Я очень суров с тобой при встречах — что поделаешь! Во-первых, это мой бродяжий характер, а во-вторых, я хочу, чтобы ты точно знала, с кем имеешь дело: мужик довольно угрюмый. Не хочу создавать иллюзий — только в открытую, только правду. Даже беспощадную.
А правда в том, что мне 40, а тебе двадцать, чтобы у нас что-то могло выйти. Твоя влюбленность — а это именно она, не спорь!
— должна стать любовью единственной, верной, страстной и жертвенной. А в твоей зыбкой и неустоявшейся душе все еще может измениться, причем за короткий срок.Человек я очень гордый, никакого кокетства твоего провинциального не принимаю и не понимаю.
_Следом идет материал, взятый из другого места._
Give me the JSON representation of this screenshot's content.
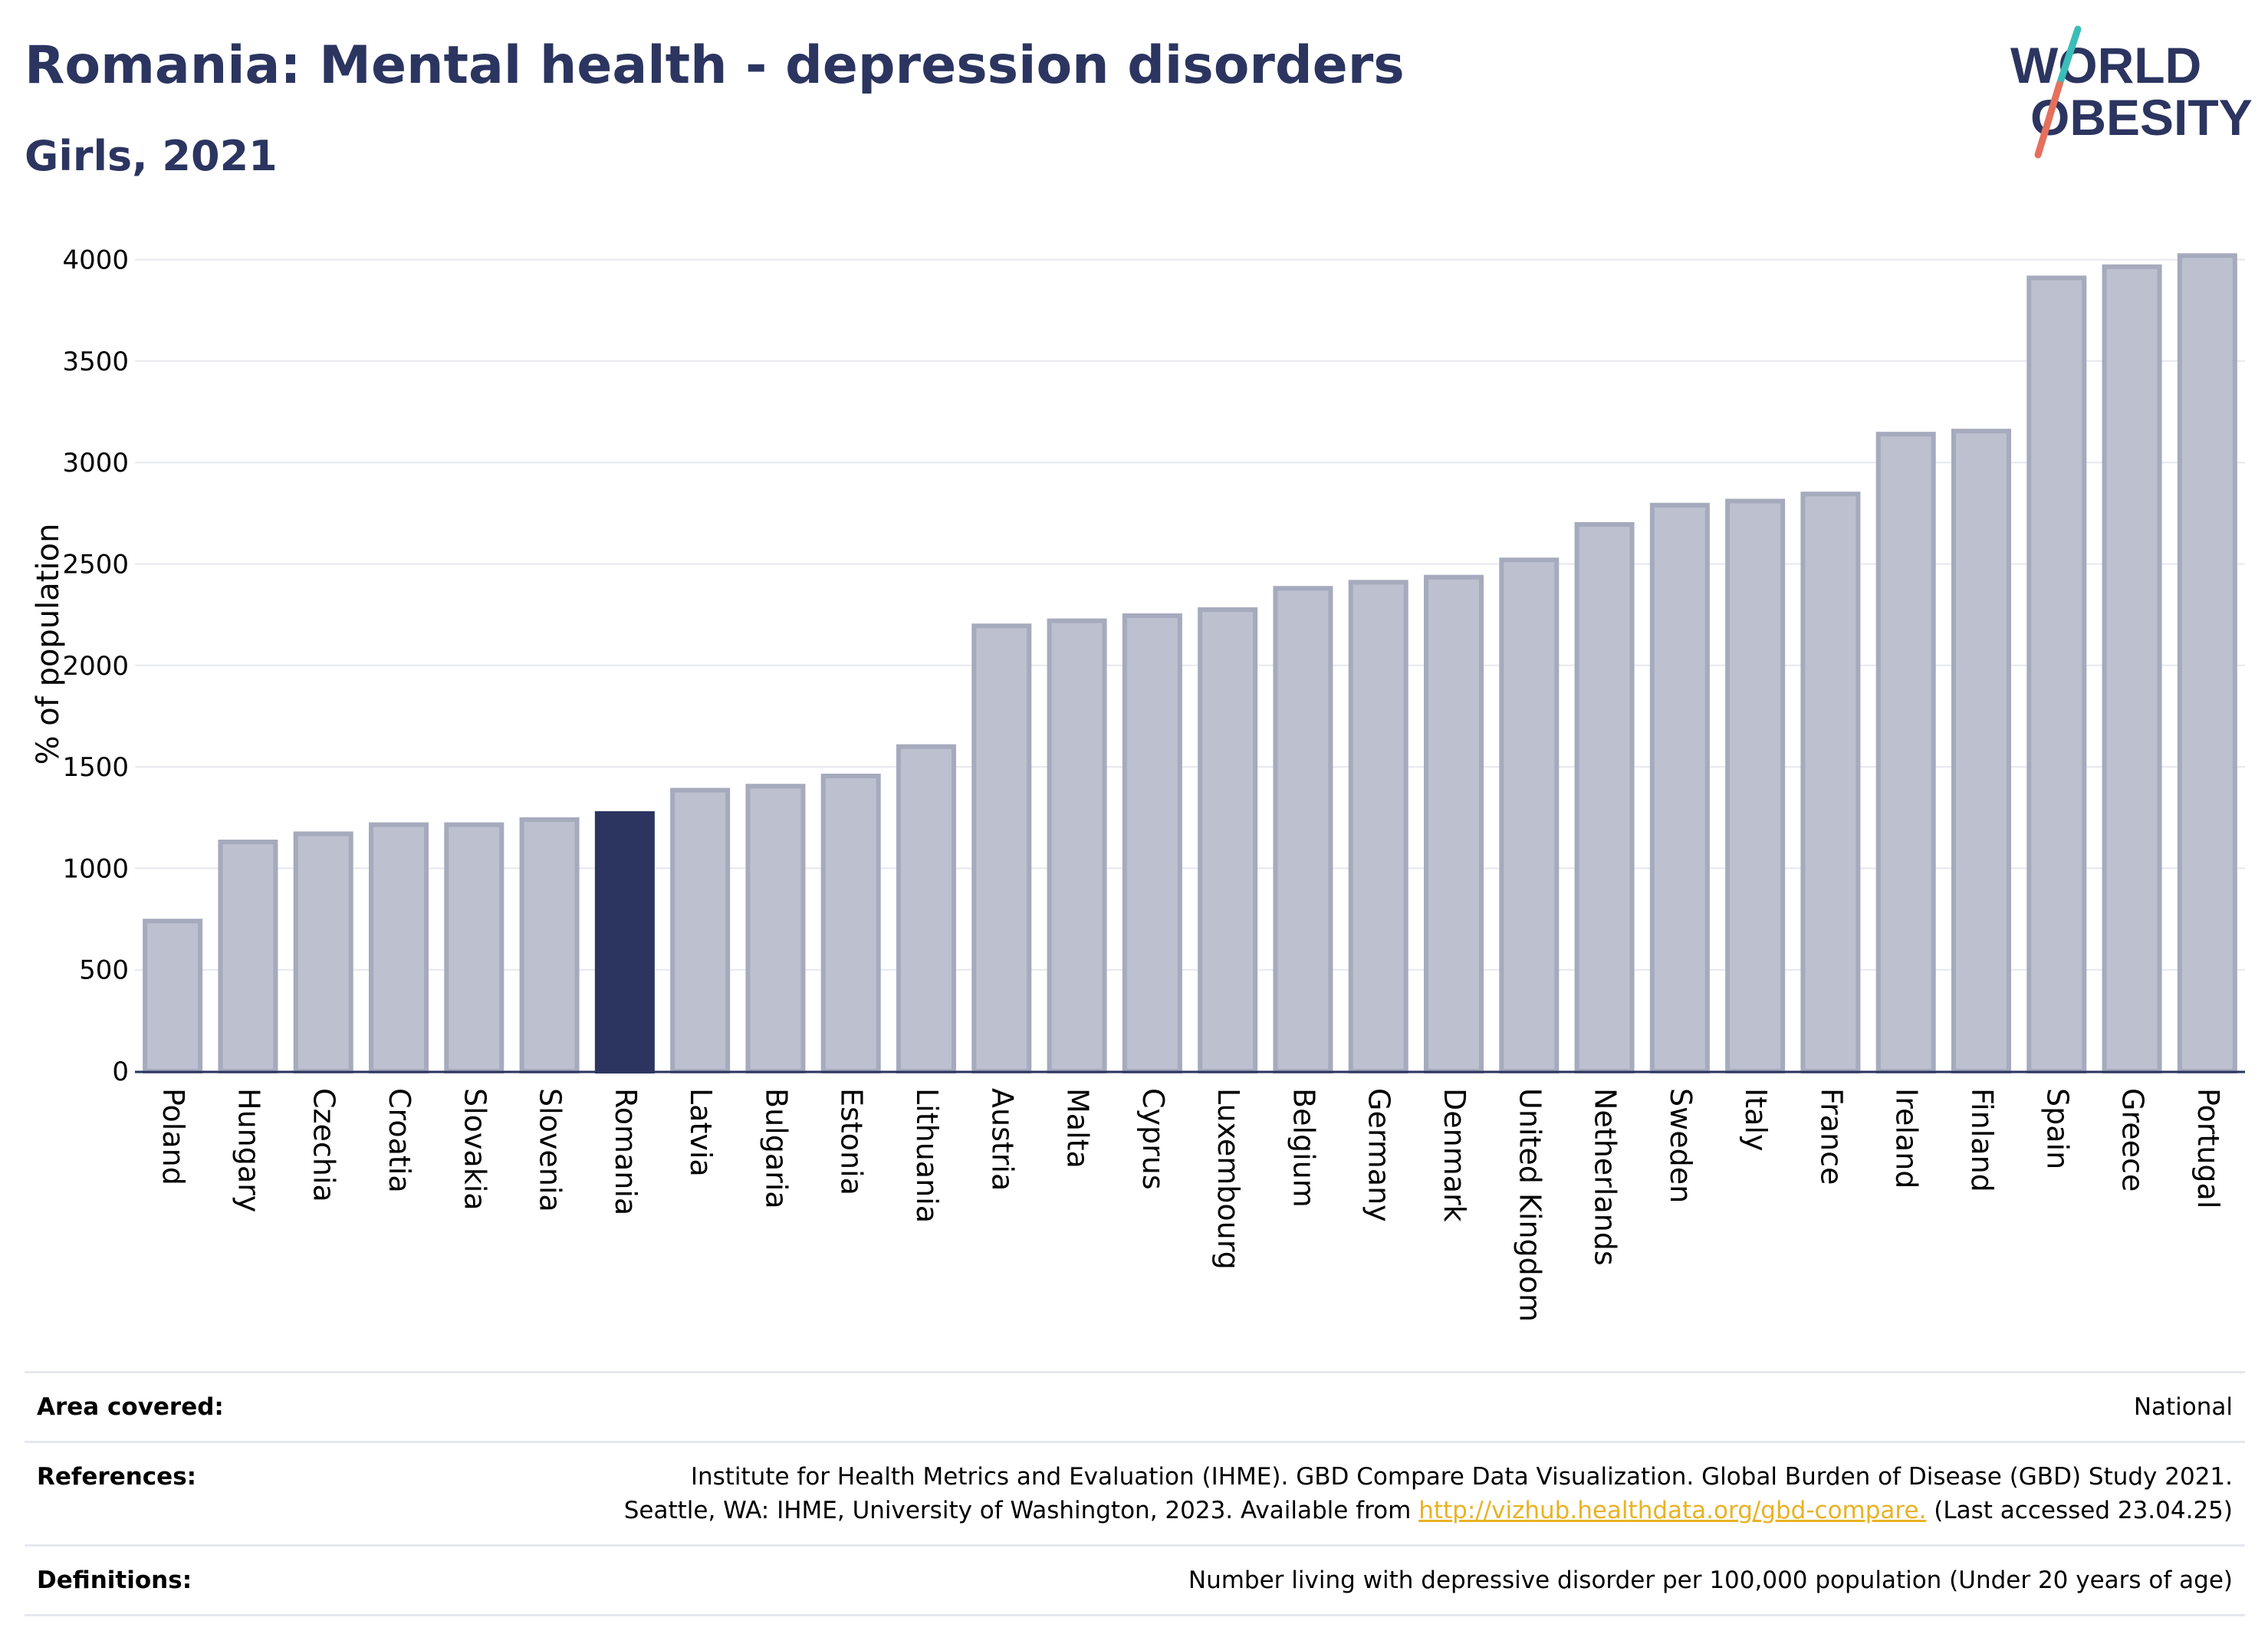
{
  "header": {
    "title": "Romania: Mental health - depression disorders",
    "subtitle": "Girls, 2021"
  },
  "logo": {
    "line1": "WORLD",
    "line2": "OBESITY",
    "colors": {
      "text": "#2b3560",
      "slash_top": "#3bbdb8",
      "slash_bottom": "#e4705d"
    }
  },
  "chart_data": {
    "type": "bar",
    "ylabel": "% of population",
    "ylim": [
      0,
      4100
    ],
    "yticks": [
      0,
      500,
      1000,
      1500,
      2000,
      2500,
      3000,
      3500,
      4000
    ],
    "grid": true,
    "highlight": "Romania",
    "colors": {
      "bar": "#bcc0cf",
      "bar_border": "#a5aabd",
      "highlight": "#2b3560",
      "grid": "#e6e8ee",
      "axis": "#2b3560"
    },
    "categories": [
      "Poland",
      "Hungary",
      "Czechia",
      "Croatia",
      "Slovakia",
      "Slovenia",
      "Romania",
      "Latvia",
      "Bulgaria",
      "Estonia",
      "Lithuania",
      "Austria",
      "Malta",
      "Cyprus",
      "Luxembourg",
      "Belgium",
      "Germany",
      "Denmark",
      "United Kingdom",
      "Netherlands",
      "Sweden",
      "Italy",
      "France",
      "Ireland",
      "Finland",
      "Spain",
      "Greece",
      "Portugal"
    ],
    "values": [
      740,
      1130,
      1170,
      1215,
      1215,
      1240,
      1270,
      1385,
      1405,
      1455,
      1600,
      2195,
      2220,
      2245,
      2275,
      2380,
      2410,
      2435,
      2520,
      2695,
      2790,
      2810,
      2845,
      3140,
      3155,
      3910,
      3965,
      4020
    ]
  },
  "info": {
    "area_label": "Area covered:",
    "area_value": "National",
    "references_label": "References:",
    "references_line1": "Institute for Health Metrics and Evaluation (IHME). GBD Compare Data Visualization. Global Burden of Disease (GBD) Study 2021.",
    "references_line2_before": "Seattle, WA: IHME, University of Washington, 2023. Available from",
    "references_link": "http://vizhub.healthdata.org/gbd-compare.",
    "references_line2_after": "(Last accessed 23.04.25)",
    "definitions_label": "Definitions:",
    "definitions_value": "Number living with depressive disorder per 100,000 population (Under 20 years of age)"
  }
}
Пойми, что я не тот, кого можно этим увлечь: слишком искушен. Признаний наслушался от баб, в том числе и от твоих ровесниц. Только чистота и высокая любовь (я не боюсь этих слов) меня еще могут задеть за живое.
К тебе я отношусь очень нежно. То, что происходит у нас с тобой, прекрасно и неповторимо. Не могу вспоминать о тебе без волнения. Мне иногда кажется, что все это было возможно лишь в "золотом " веке. Боже, как редко я в своей жизни пишу письма и как это трудно! Теперь самое главное.
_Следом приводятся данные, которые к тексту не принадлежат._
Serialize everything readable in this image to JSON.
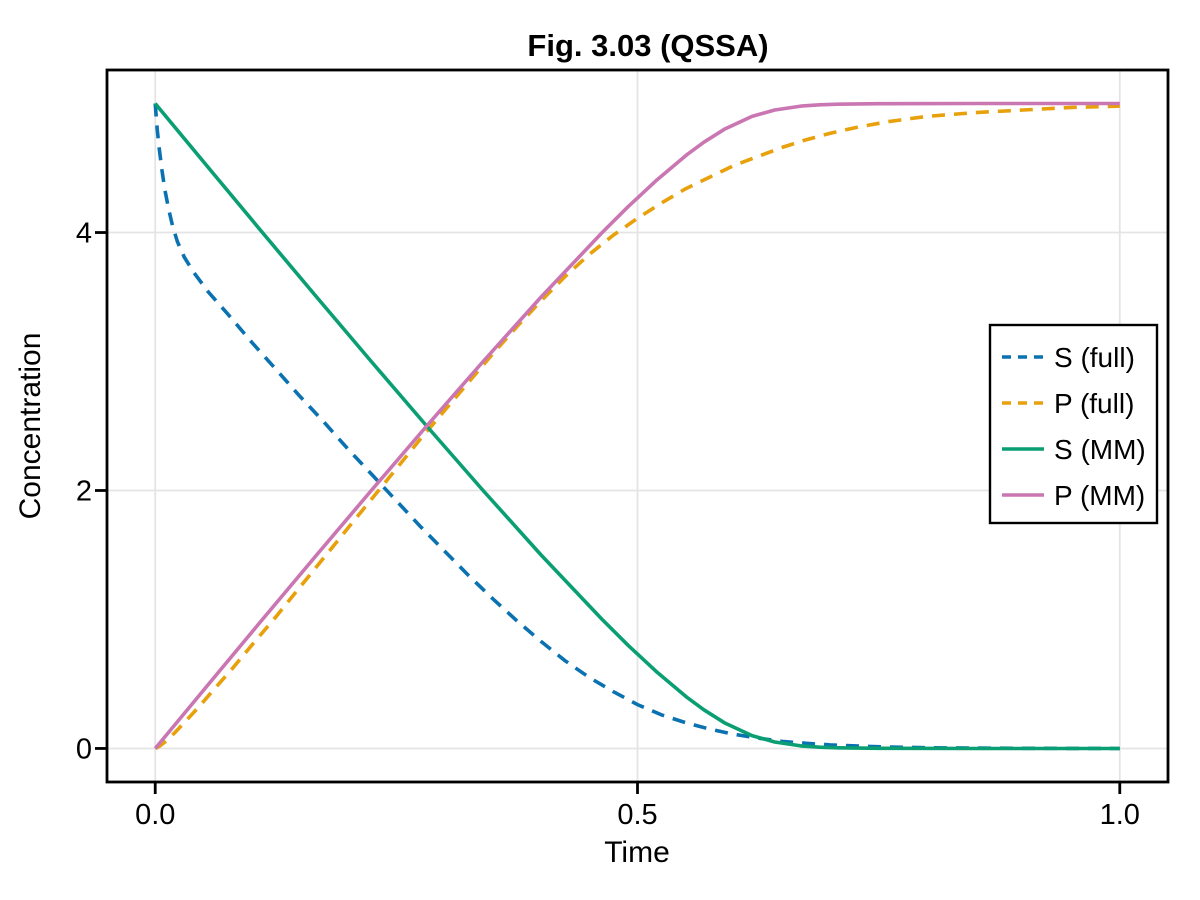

"Служенье муз не терпит суеты". Ты много суетишься. Стихи твои пока очень слабы по форме. Они разваливаются на слова и строки. Для поэтессы ты безобразно мало читаешь. Если ты думаешь, что у тебя впереди много времени, ты глубоко заблуждаешься. Все нужно делать сейчас! Разболтанность и лень могут быть допустимы лишь после очень напряженной работы. Иначе ничего не выйдет. И тогда моя вера в тебя напрасна! Пушкина, Лермонтова, Тютчева, Фета, Блока, Заболоцкого, Ахматову нужно читать не один раз, а всю жизнь. Так же как и русскую прозу.
Перешли мне готовую рукопись. По возможности отредактирую. Обнимаю.
Эрнст".
* * *
Ровно через пять лет после его гибели, чтобы избавиться наконец-то от постоянно сочащейся печали о нем, чтобы заживить ее и сделать просто далеким воспоминанием о далеком, почти сказочном молодом времени, я, возродив прошлые геологические знакомства, приехал на берег Хомарово, где когда-то стояли наши палатки. Место нашего тогдашнего лагеря я, конечно, не нашел, потому что несколько мощных весенних паводков с Каратегинских хребтов нанесли в долину столько обкатанной гальки, да и сама река столько раз поменяла свое подвижное русло и столько новых ивовых рощ на ее берегах! Словом, столько воды утекло…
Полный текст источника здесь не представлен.